Есенин "открыл новую поэтическую "область", включив в границы поэзии все многообразие животного мира - не только давно опоэтизированных лебедей и журавлей, собак да коней, но всякую "живность", причем и в нарочито приземленной форме - кобели и суки, лошаденки и кобылы. Объединив в своем художественном мире живую и неживую природу, поэт так определил природную окраску и сострадательную тональность своих стихов: "Звериных стихов моих грусть Я кормил резедой и мятой" (1; 40-45).

Способность сострадать всему живому прозвучала и в более позднем стихотворении Есенина - "Песня о хлебе" (1921):

Вот она, суровая жестокость,
Где весь смысл - страдания людей!
Режет серп тяжелые колосья,
Как под горло режут лебедей.

ПУТЬ К ПРИЗНАНИЮ

Переехав к отцу в Москву, Есенин мечтает о поэтическом поприще, но отец настаивал, чтобы сын занялся более надежным, чем писание стихов, делом. "Была великая распря!- делился Есенин с другом Г.Панфиловым в письме от 16 июня 1913 г.- Отец все у меня отнял, т.к. я до сих пор еще с ним не примирился. Я, конечно, не стал с ним скандалить, отдал ему все, но сам остался в безвыходном положении. Особенно душило меня безденежье, но я все-таки твердо вынес удар роковой судьбы, ни к кому не обращался и ни перед кем не заискивал..." (10; 2, 308)
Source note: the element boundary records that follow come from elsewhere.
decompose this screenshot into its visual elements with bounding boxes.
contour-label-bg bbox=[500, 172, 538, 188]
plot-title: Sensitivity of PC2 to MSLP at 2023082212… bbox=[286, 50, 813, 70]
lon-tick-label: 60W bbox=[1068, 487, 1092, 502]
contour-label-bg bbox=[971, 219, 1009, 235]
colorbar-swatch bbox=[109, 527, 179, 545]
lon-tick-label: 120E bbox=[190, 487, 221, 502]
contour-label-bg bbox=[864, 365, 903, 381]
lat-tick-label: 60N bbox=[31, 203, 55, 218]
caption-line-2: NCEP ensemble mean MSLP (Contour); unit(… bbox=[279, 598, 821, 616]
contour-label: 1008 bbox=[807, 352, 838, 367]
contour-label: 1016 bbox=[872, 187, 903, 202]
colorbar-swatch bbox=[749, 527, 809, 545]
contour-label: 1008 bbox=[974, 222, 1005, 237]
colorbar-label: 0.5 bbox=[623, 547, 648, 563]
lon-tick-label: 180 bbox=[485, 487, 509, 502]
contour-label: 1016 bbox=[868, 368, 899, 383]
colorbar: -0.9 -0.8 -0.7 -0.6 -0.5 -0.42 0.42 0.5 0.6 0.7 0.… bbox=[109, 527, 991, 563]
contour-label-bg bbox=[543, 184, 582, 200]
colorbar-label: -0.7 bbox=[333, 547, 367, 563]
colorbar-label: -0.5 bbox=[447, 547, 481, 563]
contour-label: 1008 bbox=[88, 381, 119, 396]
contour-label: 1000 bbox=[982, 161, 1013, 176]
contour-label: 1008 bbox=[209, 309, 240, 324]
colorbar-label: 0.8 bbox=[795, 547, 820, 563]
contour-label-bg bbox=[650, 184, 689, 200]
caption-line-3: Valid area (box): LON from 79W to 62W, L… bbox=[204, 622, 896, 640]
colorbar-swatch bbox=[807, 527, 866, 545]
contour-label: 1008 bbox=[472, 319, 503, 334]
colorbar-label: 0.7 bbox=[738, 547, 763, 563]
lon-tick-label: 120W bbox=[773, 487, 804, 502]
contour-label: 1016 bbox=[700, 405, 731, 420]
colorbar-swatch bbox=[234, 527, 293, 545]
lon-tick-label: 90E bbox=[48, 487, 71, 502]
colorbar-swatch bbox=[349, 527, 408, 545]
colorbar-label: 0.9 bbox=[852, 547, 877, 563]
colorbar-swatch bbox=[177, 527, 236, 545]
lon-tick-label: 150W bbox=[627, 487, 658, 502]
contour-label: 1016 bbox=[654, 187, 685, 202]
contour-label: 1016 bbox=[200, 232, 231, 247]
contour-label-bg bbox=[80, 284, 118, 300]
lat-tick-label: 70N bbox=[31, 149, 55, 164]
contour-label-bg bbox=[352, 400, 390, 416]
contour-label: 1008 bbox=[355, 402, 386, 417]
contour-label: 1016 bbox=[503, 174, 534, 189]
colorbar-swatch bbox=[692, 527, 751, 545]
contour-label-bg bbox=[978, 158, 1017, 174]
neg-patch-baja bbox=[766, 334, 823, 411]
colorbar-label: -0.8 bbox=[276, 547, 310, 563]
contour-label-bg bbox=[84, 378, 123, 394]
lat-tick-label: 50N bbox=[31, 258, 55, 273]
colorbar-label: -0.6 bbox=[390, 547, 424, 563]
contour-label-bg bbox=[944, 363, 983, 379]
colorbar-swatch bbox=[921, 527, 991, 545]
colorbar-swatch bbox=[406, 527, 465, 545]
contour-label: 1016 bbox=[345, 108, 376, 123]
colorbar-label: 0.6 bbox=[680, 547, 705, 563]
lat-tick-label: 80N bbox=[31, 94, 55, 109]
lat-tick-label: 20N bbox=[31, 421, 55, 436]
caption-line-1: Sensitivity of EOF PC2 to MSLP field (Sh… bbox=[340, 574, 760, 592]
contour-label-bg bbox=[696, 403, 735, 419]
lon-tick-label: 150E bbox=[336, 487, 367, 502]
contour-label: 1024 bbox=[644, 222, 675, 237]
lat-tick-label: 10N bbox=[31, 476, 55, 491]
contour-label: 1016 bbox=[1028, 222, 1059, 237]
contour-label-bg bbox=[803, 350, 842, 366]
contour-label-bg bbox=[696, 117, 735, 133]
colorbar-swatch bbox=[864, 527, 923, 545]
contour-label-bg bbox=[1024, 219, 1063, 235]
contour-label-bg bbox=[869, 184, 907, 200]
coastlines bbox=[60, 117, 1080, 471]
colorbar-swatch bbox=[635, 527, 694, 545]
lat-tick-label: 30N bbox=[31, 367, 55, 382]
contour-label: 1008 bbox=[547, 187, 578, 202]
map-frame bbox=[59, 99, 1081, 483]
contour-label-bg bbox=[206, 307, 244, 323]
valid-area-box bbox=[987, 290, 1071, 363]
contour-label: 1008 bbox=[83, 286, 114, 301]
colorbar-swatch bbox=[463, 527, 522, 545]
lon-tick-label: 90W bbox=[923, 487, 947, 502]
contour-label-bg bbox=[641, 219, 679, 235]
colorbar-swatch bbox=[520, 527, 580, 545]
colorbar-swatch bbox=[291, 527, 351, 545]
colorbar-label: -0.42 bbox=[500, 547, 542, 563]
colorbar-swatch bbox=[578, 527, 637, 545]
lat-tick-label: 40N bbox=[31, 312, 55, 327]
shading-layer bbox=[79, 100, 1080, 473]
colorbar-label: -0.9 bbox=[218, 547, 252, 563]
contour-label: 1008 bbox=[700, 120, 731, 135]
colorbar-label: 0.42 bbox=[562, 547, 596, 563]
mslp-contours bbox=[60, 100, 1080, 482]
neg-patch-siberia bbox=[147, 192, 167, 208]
Ситуация усугублялась тем, что редакции газет и журналов, куда Есенин направлял свои стихи, не торопились с их публикацией. А у юного поэта к тому времени уже была семья, родился сын. Работа в типографии Сытина, куда он устроился подчитчиком, отнимала очень много времени: с восьми утра до семи вечера ежедневно. Некогда было заниматься стихами. Но когда "накатывало", не выходя на работу, он писал по несколько дней подряд. "Настроение было угнетенное,- вспоминала об этом времени Анна Изряднова, "не венчанная" жена Есенина.- Он поэт, и никто не хочет этого понять, редакции не принимают в печать" (30; 1, 144). Только в начале 1914 г. в детском журнале "Мирок" было помещено знакомое всем нам с детства стихотворение "Береза". Вслед за ним появилось еще несколько: "Пороша", "Поет зима - аукает", "С добрым утром!", "Село"... В том же 1914-м стихи Есенина печатаются и в других детских журналах "Проталинка", "Доброе утро" и в газетах "Путь правды", "Новь". Есенин в приподнятом настроении сообщает Г.Панфилову: "Распечатался я во всю Ивановскую. Редактора принимают без просмотра и псевдоним мой "Аристон" сняли..." (10; 2, 319).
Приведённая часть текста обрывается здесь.